Gramofondan yükselen hüzünlü bir şarkı! “Radyo Netses”

“Gurbetin kahrından bıktım usandım/Üzgünüm bu ellerde gülemedim ben/Herkesi dost sandım yazık aldandım/ Derdime bir çare bulamadım ben!” www.radyonetses.com adresine girdiğinizde sizi karşılayan bu hüzünlü şarkı biraz sonra okuyacağınız yaşam öyküsünün özetidir aslında! Ahmet Nayır, ünlü Galata semtimizin nişanı olarak kabul edilen Galata Kulesi’nin çok yakınında 1961 yılından bugüne artık kaybolmaya yüz tutmuş bir mesleğin ustasıdır. Pikap ve gramofon olmak üzere antik birçok cihazın tamirinin yapıldığı ve kendisi de antik olan bu tamir atölyesi hakkında sayısız haber çıkmıştır. Ama hiç biri Ahmet Nayır’ın son bir kaç yıldır yüreğinde büyüttüğü isyana tercüman olamamıştır. Ahmet Bey ve ona destek olan oğlu Cem Nayır, Issız Adam filminden sonra popülaritesi artan, özellikle de üniversitelerdeki birçok hocanın öğrencilerini araştırmaları ve tanımaları için yönlendirdiği bu şirin tamir atölyesini kaybetme tehlikesi ile karşı karşıya! “Gurbetin kahrından bıktım usandım/Üzgünüm bu ellerde gülemedim ben/Herkesi dost sandım yazık aldandım/ Derdime bir çare bulamadım ben!” www.radyonetses.com adresine girdiğinizde sizi karşılayan bu hüzünlü şarkı biraz sonra okuyacağınız yaşam öyküsünün özetidir aslında!
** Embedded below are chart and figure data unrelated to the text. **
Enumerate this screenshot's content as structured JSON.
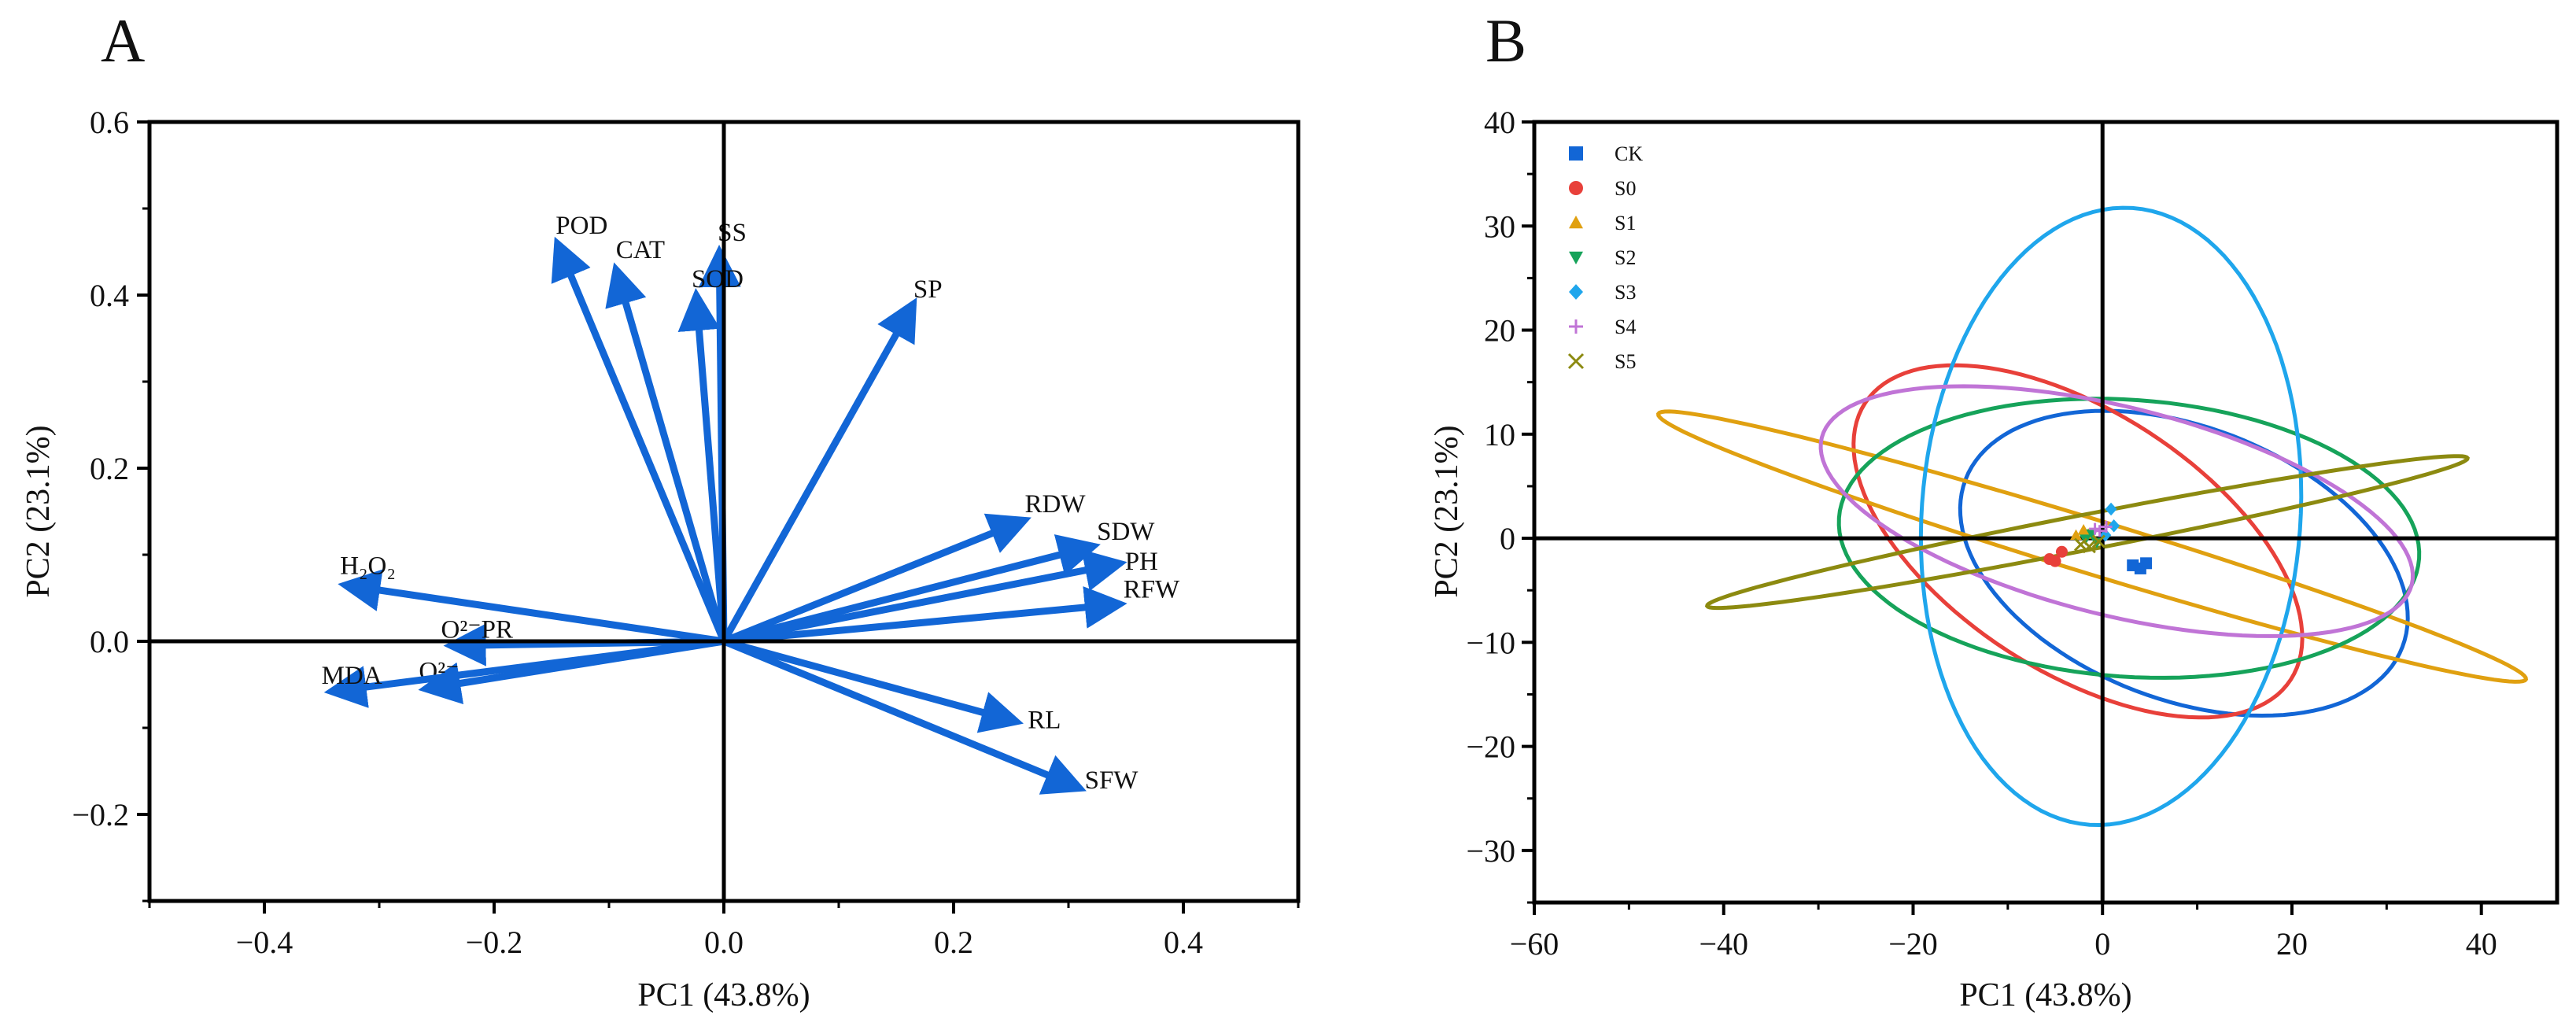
{
  "chart_data": [
    {
      "type": "biplot",
      "panel_label": "A",
      "xlabel": "PC1 (43.8%)",
      "ylabel": "PC2 (23.1%)",
      "xlim": [
        -0.5,
        0.5
      ],
      "ylim": [
        -0.3,
        0.6
      ],
      "xticks": [
        -0.4,
        -0.2,
        0.0,
        0.2,
        0.4
      ],
      "xtick_labels": [
        "−0.4",
        "−0.2",
        "0.0",
        "0.2",
        "0.4"
      ],
      "yticks": [
        -0.2,
        0.0,
        0.2,
        0.4,
        0.6
      ],
      "ytick_labels": [
        "−0.2",
        "0.0",
        "0.2",
        "0.4",
        "0.6"
      ],
      "arrow_color": "#1266d6",
      "loadings": [
        {
          "label": "POD",
          "x": -0.145,
          "y": 0.46
        },
        {
          "label": "CAT",
          "x": -0.094,
          "y": 0.43
        },
        {
          "label": "SS",
          "x": -0.004,
          "y": 0.45
        },
        {
          "label": "SOD",
          "x": -0.024,
          "y": 0.4
        },
        {
          "label": "SP",
          "x": 0.165,
          "y": 0.39
        },
        {
          "label": "RDW",
          "x": 0.262,
          "y": 0.14
        },
        {
          "label": "SDW",
          "x": 0.322,
          "y": 0.11
        },
        {
          "label": "PH",
          "x": 0.345,
          "y": 0.09
        },
        {
          "label": "RFW",
          "x": 0.345,
          "y": 0.043
        },
        {
          "label": "RL",
          "x": 0.255,
          "y": -0.093
        },
        {
          "label": "SFW",
          "x": 0.31,
          "y": -0.17
        },
        {
          "label": "H₂O₂",
          "x": -0.33,
          "y": 0.065
        },
        {
          "label": "O²⁻PR",
          "x": -0.238,
          "y": -0.005
        },
        {
          "label": "O²⁻",
          "x": -0.26,
          "y": -0.055
        },
        {
          "label": "MDA",
          "x": -0.342,
          "y": -0.058
        }
      ]
    },
    {
      "type": "scatter",
      "panel_label": "B",
      "xlabel": "PC1 (43.8%)",
      "ylabel": "PC2 (23.1%)",
      "xlim": [
        -60,
        48
      ],
      "ylim": [
        -35,
        40
      ],
      "xticks": [
        -60,
        -40,
        -20,
        0,
        20,
        40
      ],
      "xtick_labels": [
        "−60",
        "−40",
        "−20",
        "0",
        "20",
        "40"
      ],
      "yticks": [
        -30,
        -20,
        -10,
        0,
        10,
        20,
        30,
        40
      ],
      "ytick_labels": [
        "−30",
        "−20",
        "−10",
        "0",
        "10",
        "20",
        "30",
        "40"
      ],
      "series": [
        {
          "name": "CK",
          "marker": "square",
          "color": "#1266d6",
          "points": [
            [
              3.2,
              -2.6
            ],
            [
              4.6,
              -2.4
            ],
            [
              4.0,
              -2.9
            ]
          ],
          "ellipse": {
            "cx": 8.6,
            "cy": -2.4,
            "rx": 24.7,
            "ry": 13.1,
            "angle": -21
          }
        },
        {
          "name": "S0",
          "marker": "circle",
          "color": "#e8403a",
          "points": [
            [
              -5.6,
              -2.0
            ],
            [
              -4.3,
              -1.3
            ],
            [
              -5.0,
              -2.2
            ]
          ],
          "ellipse": {
            "cx": -2.6,
            "cy": -0.3,
            "rx": 26.8,
            "ry": 12.5,
            "angle": -33
          }
        },
        {
          "name": "S1",
          "marker": "triangle",
          "color": "#e0a010",
          "points": [
            [
              -2.8,
              0.3
            ],
            [
              -2.0,
              0.8
            ],
            [
              -1.5,
              0.4
            ]
          ],
          "ellipse": {
            "cx": -1.1,
            "cy": -0.8,
            "rx": 47.9,
            "ry": 2.6,
            "angle": -17
          }
        },
        {
          "name": "S2",
          "marker": "triangle-down",
          "color": "#16a35a",
          "points": [
            [
              -1.8,
              -0.1
            ],
            [
              -1.1,
              0.4
            ],
            [
              -0.6,
              -0.4
            ]
          ],
          "ellipse": {
            "cx": 2.8,
            "cy": 0.0,
            "rx": 30.7,
            "ry": 13.3,
            "angle": -4
          }
        },
        {
          "name": "S3",
          "marker": "diamond",
          "color": "#1fa6ec",
          "points": [
            [
              0.9,
              2.8
            ],
            [
              1.2,
              1.2
            ],
            [
              0.3,
              0.3
            ]
          ],
          "ellipse": {
            "cx": 0.9,
            "cy": 2.1,
            "rx": 20.0,
            "ry": 29.7,
            "angle": -4
          }
        },
        {
          "name": "S4",
          "marker": "plus",
          "color": "#c074d6",
          "points": [
            [
              -0.8,
              0.9
            ],
            [
              -0.3,
              0.7
            ],
            [
              0.4,
              1.1
            ]
          ],
          "ellipse": {
            "cx": 1.5,
            "cy": 2.6,
            "rx": 32.1,
            "ry": 10.0,
            "angle": -14
          }
        },
        {
          "name": "S5",
          "marker": "x",
          "color": "#8c8a10",
          "points": [
            [
              -2.3,
              -0.6
            ],
            [
              -1.4,
              -0.8
            ],
            [
              -0.4,
              -0.3
            ]
          ],
          "ellipse": {
            "cx": -1.6,
            "cy": 0.6,
            "rx": 40.9,
            "ry": 1.7,
            "angle": 11
          }
        }
      ]
    }
  ]
}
Ahmet Nayır, ünlü Galata semtimizin nişanı olarak kabul edilen Galata Kulesi’nin çok yakınında 1961 yılından bugüne artık kaybolmaya yüz tutmuş bir mesleğin ustasıdır. Pikap ve gramofon olmak üzere antik birçok cihazın tamirinin yapıldığı ve kendisi de antik olan bu tamir atölyesi hakkında sayısız haber çıkmıştır. Ama hiç biri Ahmet Nayır’ın son bir kaç yıldır yüreğinde büyüttüğü isyana tercüman olamamıştır. Ahmet Bey ve ona destek olan oğlu Cem Nayır, Issız Adam filminden sonra popülaritesi artan, özellikle de üniversitelerdeki birçok hocanın öğrencilerini araştırmaları ve tanımaları için yönlendirdiği bu şirin tamir atölyesini kaybetme tehlikesi ile karşı karşıya!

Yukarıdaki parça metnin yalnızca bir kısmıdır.